I didn't want to stop and investigate further, but I was forced to slow down as I picked my way through the mass of parked cars towards the forest. I could hear a preacher's voice booming from the place of worship, telling the faithful about the evil temptations of the Devil. Pretty conventional stuff, except he referred to the Devil as "She". I shouldered my way into the forest, and was soon on the highway with my thumb out, well on my way back to reality.
Jeff's head was full of the things he'd seen and heard in the museum and library - all singing deer and ghost salmon and the Witch of the Mountain. I told him I hadn't seen any funny animals up there, just trees. "But I think I met the Witch," I said. "She was the only thing in the place that failed to give me the creeps."
Despite his best efforts, Jeff hadn't found anything new on the radio dishes that had originally lured me into making my climb, and he wasn't as impressed with my stories of the cookie-cutter subdivision as I'd hoped.
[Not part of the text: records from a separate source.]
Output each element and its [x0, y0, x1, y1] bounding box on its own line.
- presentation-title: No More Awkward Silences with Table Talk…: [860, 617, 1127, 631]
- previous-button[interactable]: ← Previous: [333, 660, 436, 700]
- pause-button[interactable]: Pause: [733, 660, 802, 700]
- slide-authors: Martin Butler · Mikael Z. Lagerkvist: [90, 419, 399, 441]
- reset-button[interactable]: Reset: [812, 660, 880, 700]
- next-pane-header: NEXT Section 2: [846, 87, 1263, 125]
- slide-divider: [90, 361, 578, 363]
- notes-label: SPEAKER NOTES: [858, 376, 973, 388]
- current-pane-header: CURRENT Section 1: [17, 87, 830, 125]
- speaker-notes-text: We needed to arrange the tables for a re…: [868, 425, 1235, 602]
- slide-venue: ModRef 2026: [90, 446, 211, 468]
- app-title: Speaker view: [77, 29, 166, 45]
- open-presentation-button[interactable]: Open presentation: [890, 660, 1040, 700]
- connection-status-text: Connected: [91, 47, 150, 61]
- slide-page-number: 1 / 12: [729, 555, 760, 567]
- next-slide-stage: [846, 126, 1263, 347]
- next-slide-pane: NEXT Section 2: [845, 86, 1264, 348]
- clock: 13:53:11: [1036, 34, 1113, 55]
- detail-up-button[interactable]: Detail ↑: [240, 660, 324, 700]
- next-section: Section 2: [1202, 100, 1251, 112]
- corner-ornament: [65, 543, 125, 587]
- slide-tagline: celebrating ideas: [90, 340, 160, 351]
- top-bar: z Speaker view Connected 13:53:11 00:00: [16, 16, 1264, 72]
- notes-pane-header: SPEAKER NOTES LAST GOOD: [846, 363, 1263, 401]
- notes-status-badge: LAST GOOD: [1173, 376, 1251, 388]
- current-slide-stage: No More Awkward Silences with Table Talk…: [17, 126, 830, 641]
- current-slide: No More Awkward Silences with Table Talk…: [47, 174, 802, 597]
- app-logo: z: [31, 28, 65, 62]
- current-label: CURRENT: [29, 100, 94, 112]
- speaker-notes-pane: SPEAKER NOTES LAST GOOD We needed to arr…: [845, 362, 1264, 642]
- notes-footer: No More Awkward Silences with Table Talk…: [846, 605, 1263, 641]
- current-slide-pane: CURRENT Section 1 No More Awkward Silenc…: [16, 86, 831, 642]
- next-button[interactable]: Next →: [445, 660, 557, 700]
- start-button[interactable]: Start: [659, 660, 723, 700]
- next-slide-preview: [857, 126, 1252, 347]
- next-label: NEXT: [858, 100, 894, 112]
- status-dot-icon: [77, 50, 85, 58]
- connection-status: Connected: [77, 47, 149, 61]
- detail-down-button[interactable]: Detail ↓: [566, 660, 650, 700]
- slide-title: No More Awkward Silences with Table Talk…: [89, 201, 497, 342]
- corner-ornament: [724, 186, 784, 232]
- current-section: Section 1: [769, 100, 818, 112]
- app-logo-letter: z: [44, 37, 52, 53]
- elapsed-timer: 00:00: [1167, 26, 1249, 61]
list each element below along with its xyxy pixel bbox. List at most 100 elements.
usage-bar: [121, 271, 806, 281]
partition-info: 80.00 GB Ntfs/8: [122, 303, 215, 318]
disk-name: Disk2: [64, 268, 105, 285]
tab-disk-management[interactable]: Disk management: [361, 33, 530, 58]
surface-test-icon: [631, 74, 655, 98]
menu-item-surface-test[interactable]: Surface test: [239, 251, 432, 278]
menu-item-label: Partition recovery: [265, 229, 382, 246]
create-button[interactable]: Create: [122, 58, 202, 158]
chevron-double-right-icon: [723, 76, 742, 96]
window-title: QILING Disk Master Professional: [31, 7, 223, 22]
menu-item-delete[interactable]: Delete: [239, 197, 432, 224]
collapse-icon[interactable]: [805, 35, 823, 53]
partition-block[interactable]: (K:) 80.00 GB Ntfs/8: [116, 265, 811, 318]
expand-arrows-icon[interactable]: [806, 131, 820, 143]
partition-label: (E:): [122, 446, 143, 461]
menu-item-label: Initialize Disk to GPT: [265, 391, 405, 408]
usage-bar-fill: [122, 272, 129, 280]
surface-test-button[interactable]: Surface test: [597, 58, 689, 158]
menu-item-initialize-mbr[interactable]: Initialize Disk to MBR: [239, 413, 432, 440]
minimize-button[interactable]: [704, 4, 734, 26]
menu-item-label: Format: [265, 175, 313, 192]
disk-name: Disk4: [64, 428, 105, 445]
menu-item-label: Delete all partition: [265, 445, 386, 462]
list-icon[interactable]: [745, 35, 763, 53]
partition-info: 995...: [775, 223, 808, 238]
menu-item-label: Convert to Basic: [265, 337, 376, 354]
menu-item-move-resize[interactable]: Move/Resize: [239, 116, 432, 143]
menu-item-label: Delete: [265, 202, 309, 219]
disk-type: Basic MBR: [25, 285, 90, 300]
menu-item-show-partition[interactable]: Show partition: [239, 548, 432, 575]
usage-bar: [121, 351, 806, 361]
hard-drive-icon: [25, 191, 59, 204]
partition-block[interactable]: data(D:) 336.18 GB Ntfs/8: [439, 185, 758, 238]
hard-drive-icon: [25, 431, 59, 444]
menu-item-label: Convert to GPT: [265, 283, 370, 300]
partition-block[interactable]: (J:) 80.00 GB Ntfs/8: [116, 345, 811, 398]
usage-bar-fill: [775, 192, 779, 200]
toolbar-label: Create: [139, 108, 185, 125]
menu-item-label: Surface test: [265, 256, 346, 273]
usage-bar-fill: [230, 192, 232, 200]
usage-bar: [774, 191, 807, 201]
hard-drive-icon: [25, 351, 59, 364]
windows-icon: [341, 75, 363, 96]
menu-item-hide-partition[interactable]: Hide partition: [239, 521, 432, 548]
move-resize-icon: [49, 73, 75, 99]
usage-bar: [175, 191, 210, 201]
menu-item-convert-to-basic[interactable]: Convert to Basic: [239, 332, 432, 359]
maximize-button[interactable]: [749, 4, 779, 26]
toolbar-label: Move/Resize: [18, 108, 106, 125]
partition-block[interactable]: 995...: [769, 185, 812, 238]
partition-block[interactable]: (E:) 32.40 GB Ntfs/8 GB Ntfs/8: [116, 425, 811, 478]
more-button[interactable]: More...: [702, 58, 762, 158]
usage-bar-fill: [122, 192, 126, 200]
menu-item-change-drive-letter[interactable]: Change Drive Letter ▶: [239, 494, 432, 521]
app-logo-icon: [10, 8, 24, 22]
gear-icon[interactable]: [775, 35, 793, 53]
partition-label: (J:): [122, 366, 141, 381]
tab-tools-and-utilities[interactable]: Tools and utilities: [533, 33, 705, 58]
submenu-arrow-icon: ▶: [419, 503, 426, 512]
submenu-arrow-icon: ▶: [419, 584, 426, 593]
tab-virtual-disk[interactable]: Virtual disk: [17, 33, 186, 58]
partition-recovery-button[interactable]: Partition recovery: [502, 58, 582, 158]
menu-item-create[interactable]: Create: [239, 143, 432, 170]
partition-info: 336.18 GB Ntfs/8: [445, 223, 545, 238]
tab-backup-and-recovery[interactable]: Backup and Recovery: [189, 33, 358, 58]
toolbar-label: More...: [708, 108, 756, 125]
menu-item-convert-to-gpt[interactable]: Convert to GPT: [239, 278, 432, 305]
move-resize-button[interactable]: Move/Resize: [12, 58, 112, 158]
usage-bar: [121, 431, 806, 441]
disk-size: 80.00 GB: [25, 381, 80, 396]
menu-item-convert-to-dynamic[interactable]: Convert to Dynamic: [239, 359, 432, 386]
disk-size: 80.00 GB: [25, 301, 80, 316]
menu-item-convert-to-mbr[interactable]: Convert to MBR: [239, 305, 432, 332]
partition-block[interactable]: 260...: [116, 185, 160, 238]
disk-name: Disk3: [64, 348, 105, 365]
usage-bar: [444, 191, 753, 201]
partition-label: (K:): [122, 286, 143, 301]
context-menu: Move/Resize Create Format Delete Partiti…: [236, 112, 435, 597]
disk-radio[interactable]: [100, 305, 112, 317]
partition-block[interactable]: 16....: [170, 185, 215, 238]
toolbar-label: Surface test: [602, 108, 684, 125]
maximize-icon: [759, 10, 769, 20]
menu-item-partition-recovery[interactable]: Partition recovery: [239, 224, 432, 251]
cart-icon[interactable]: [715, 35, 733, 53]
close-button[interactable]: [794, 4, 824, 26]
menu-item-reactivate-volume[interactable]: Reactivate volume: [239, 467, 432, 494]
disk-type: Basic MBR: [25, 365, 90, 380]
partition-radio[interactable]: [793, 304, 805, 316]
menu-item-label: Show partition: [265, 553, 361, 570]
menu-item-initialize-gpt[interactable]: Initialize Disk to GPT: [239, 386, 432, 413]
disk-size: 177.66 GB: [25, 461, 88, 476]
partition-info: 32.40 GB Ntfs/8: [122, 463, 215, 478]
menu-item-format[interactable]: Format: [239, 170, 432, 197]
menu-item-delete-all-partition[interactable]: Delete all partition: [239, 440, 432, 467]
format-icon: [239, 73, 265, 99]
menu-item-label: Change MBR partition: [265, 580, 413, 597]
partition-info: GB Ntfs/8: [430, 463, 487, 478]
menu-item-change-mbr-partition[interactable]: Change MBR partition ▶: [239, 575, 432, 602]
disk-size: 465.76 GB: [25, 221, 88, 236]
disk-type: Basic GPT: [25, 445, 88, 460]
On the bus back to the city, he told me that it was perfectly reasonable for the spooks to build a town for their people, from scratch in the middle of nowhere, and fly in all the supplies and such by helicopter. I remained unconvinced.
A few days later, I picked up my developed photos, hoping to calculate the dish directions and show Jeff how unnaturally perfect everything in Godstown had been. The first few exposures showed only trees; they must have been from the first part of my hike to the top. I didn't really remember how many I had snapped then. The pictures of the radio dishes were disappointing; I had snapped them at a bad angle, and they were so out-of-focus and lens-flared that the dishes were just blurs. Useless.
The first real surprise was about halfway through the roll: a picture of me, standing next to a huge cedar tree, with no radio dish in sight. That ruled out my theory that maybe I'd gotten someone else's pictures by mistake. After the picture of me, the remaining prints were just blurry pictures of trees. There was not a single picture of Godstown in the pack.
And something else was wrong, too. After flipping through the stack of prints several times, I finally thought to count them, and there were only twenty-two. The drugstore hadn't printed the whole roll. With a magnifying glass and the negatives on a light table, I found the two missing exposures. They were the ones I had taken when I met Mella and the security guard, and when I saw them I realised why the drugstore hadn't printed them. I was lucky they let me have the negatives.
Mella was right: I didn't want to go back to the Mountain. But I promised her I would return, and I knew I would. Someone needed me there. Maybe I really could do something for freedom and intelligence. That's my job. I wouldn't be going alone, though. I'd be too afraid.